I didn’t keep up with Chris after high school and lost touch with his family until I started working at the store many years later.  Chris’s father and brother are both architects, so when I decided to build a house, I called them to help me with design work.  Sometime during this process, they let me know that Chris had become a wine maker.  I didn’t think much of it at the time because I wasn’t a wine drinker and grocery stores couldn’t sell wine at the time, as well.  Moving forward several years to 2016, the laws changed, and grocery stores began to sell wine, ours included.  I still am not a wine drinker, but I am a big advocate for local businesses and other businesses that have a local connection, especially if I can promote their products in the store!

When it came time to stock our shelves in the wine section, I remembered Chris was a wine maker.  Even though I didn’t know the first thing about wine in general, much less his, I knew I wanted to sell Chris’s wine because I had a connection to him, and he was a local guy even though he lives in Washington now.  I found out who the distributor was for his wine and found out they were not as interested in supporting his wine as I was, so it was very difficult to get any.  I was frustrated with this, so I decided to do some research on Sparkman Cellars, which is the name of Chris’s winery.  I figured the only reason the distributor wouldn’t support a winemaker from our hometown is because the wine was not good enough to support?  Well, after research, I discovered Sparkman Cellars is a highly acclaimed winery.  Some of his accolades and awards include “Top 100 Winery in the World”, “produced more than 100 wines scoring 90 points or better”, “rising star”, “#21 in Top 100 Wines in 2016”, and, to top that, he and his wife were on the cover of one of the most respected wine magazines in the country.
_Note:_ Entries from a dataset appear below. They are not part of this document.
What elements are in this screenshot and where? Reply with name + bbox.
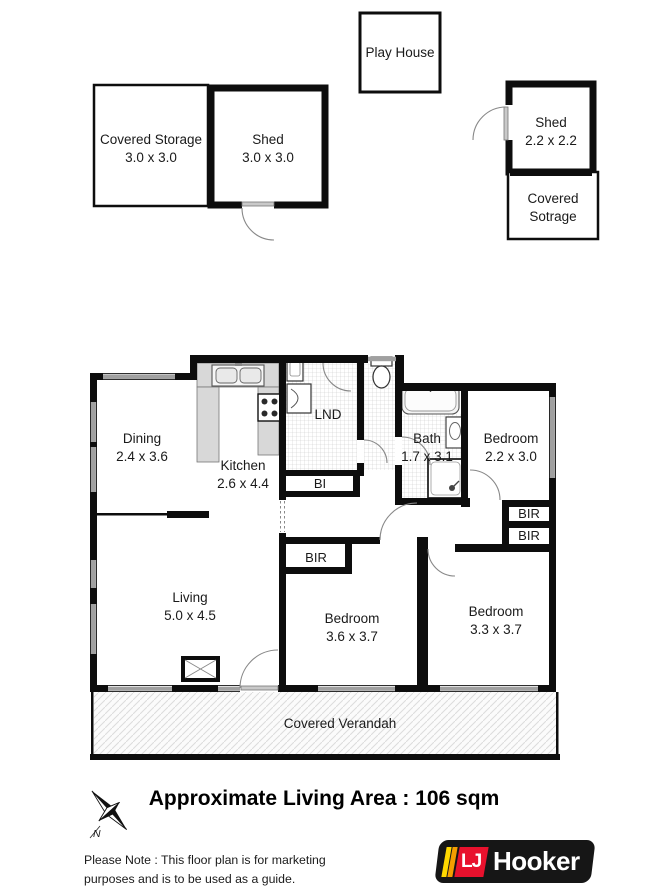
living-door [241,686,278,690]
shed-large-door-swing [242,208,274,240]
living-area-title: Approximate Living Area : 106 sqm [0,787,648,811]
shower [428,459,463,498]
living-label: Living [172,590,207,605]
fireplace [183,658,218,680]
toilet-icon [371,357,392,388]
covered-sotrage-label-1: Covered [527,191,578,206]
bedroom-small-door-swing [470,470,500,500]
compass-north-label: N [93,828,101,840]
covered-sotrage-label-2: Sotrage [529,209,576,224]
disclaimer-line-2: purposes and is to be used as a guide. [84,870,326,889]
kitchen-sink [212,362,264,386]
stove [258,394,281,421]
bedroom-small-label: Bedroom [484,431,539,446]
floor-plan-page: Play House Covered Storage 3.0 x 3.0 She… [0,0,672,896]
logo-lj-text: LJ [461,851,481,873]
outbuilding-covered-sotrage: Covered Sotrage [508,170,598,239]
cased-opening [281,501,285,532]
washing-machine [287,384,311,413]
logo-lj-box: LJ [454,847,488,877]
outbuilding-shed-large: Shed 3.0 x 3.0 [211,88,325,240]
verandah-label: Covered Verandah [284,716,397,731]
shed-large-door [242,202,274,206]
laundry-label: LND [314,407,341,422]
kitchen-size: 2.6 x 4.4 [217,476,269,491]
bir-closet-label-2: BIR [518,528,540,543]
dining-label: Dining [123,431,161,446]
covered-storage-size: 3.0 x 3.0 [125,150,177,165]
bath-label: Bath [413,431,441,446]
lj-hooker-logo-inner: LJ Hooker [437,846,580,877]
bedroom-small-size: 2.2 x 3.0 [485,449,537,464]
outbuilding-play-house: Play House [360,13,440,92]
bedroom-middle-label: Bedroom [325,611,380,626]
bir-closet-label-3: BIR [305,550,327,565]
covered-storage-label: Covered Storage [100,132,202,147]
bedroom-middle-size: 3.6 x 3.7 [326,629,378,644]
bi-closet-label: BI [314,476,326,491]
living-size: 5.0 x 4.5 [164,608,216,623]
logo-brand-text: Hooker [493,846,580,877]
lj-hooker-logo: LJ Hooker [434,840,595,883]
outbuilding-covered-storage: Covered Storage 3.0 x 3.0 [94,85,208,206]
bath-size: 1.7 x 3.1 [401,449,453,464]
shed-small-size: 2.2 x 2.2 [525,133,577,148]
shed-small-door-swing [473,107,506,140]
bedroom-middle-door-swing [380,503,417,540]
kitchen-label: Kitchen [220,458,265,473]
shed-small-label: Shed [535,115,567,130]
disclaimer-note: Please Note : This floor plan is for mar… [84,851,326,888]
shed-large-label: Shed [252,132,284,147]
play-house-label: Play House [365,45,434,60]
bedroom-right-label: Bedroom [469,604,524,619]
bedroom-right-door-swing [428,549,455,576]
shed-large-size: 3.0 x 3.0 [242,150,294,165]
shed-small-door [504,107,508,140]
bedroom-right-size: 3.3 x 3.7 [470,622,522,637]
dining-size: 2.4 x 3.6 [116,449,168,464]
living-door-swing [240,650,278,688]
floor-plan-drawing: Play House Covered Storage 3.0 x 3.0 She… [0,0,672,896]
disclaimer-line-1: Please Note : This floor plan is for mar… [84,851,326,870]
bir-closet-label-1: BIR [518,506,540,521]
outbuilding-shed-small: Shed 2.2 x 2.2 [473,84,593,172]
That’s like making the cover of “Rolling Stone”, for wine makers.

After discovering this and getting nowhere with the distributor for Sparkman wines, I decided to call Chris to see if he could help.  Well, between the two of us we convinced the distributor to order in some of his wine for me to sell.  I now may have one of the most complete selections of Sparkman wines of any wine retailer around.  I even put it on its own display piece in our wine section!  Ironically, his best-selling wine in our store is a Cabernet named Holler.  It was named after Red Holler, which is the holler across the street from the store that Wrights Ferry Road runs through (that’s about as local as it gets).  While I am proud of the fact that I finally have a great selection of Sparkman wines in the store, I am more proud of maybe being a small part in the story of a local guy that had a dream of starting an independent business, with a focus on family and community, and making it happen to great success.  That is a very familiar story for lots of folks like me, and I love having the chance of sharing it with you!

Sparkman Cellars is and will be a successful winery regardless of if I sell his wine or not, so that’s not really the point of Chris and I working so hard to acquire it for the store.  I think the real story is found when you recognize and appreciate the talent that our community and local schools have produced, and you proudly display it for all to see.  This may be in the form of a parade, a trophy case, or the name on a building… or maybe on a small wine display in an independent, local, family-owned grocery store in Rocky Hill.

Thanks for your business and thanks letting us be a part of your community!